Risk-Adjusted Performance

0 of 100

 
Weak
 
Strong
Very Weak
Over the last 90 days TFI International has generated negative risk-adjusted returns adding no value to investors with long positions. Despite fairly strong forward indicators, TFI International is not utilizing all of its potentials. The latest stock price confusion, may contribute to short-horizon losses for the traders.

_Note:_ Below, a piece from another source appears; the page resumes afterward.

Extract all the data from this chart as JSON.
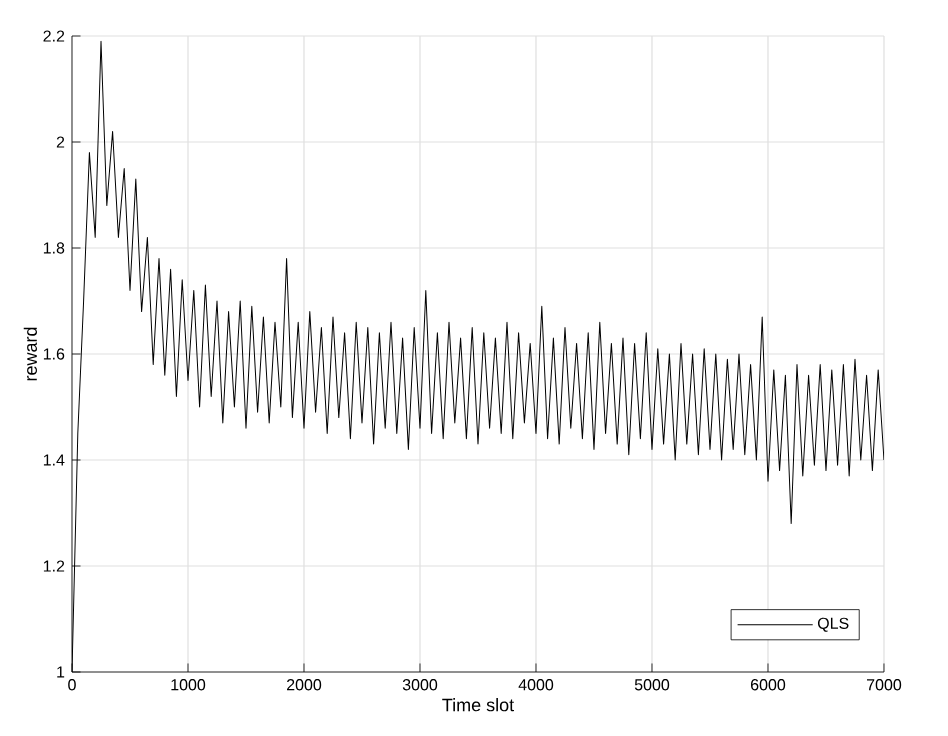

PACIFIC and TFI International Volatility Contrast

   Predicted Return Density   
       Returns  

Pair Trading with PACIFIC and TFI International

The main advantage of trading using opposite PACIFIC and TFI International positions is that it hedges away some unsystematic risk. Because of two separate transactions, even if PACIFIC position performs unexpectedly, TFI International can make up some of the losses. Pair trading also minimizes risk from directional movements in the market. For example, if an entire industry or sector drops because of unexpected headlines, the short position in TFI International will offset losses from the drop in TFI International's long position.
The idea behind PACIFIC GAS AND and TFI International pairs trading is to make the combined position market-neutral, meaning the overall market's direction will not affect its win or loss (or potential downside or upside). This can be achieved by designing a pairs trade with two highly correlated stocks or equities that operate in a similar space or sector, making it possible to obtain profits through simple and relatively low-risk investment.
Check out your portfolio center.
Note that this page's information should be used as a complementary analysis to find the right mix of equity instruments to add to your existing portfolios or create a brand new portfolio. You can also try the Price Exposure Probability module to analyze equity upside and downside potential for a given time horizon across multiple markets.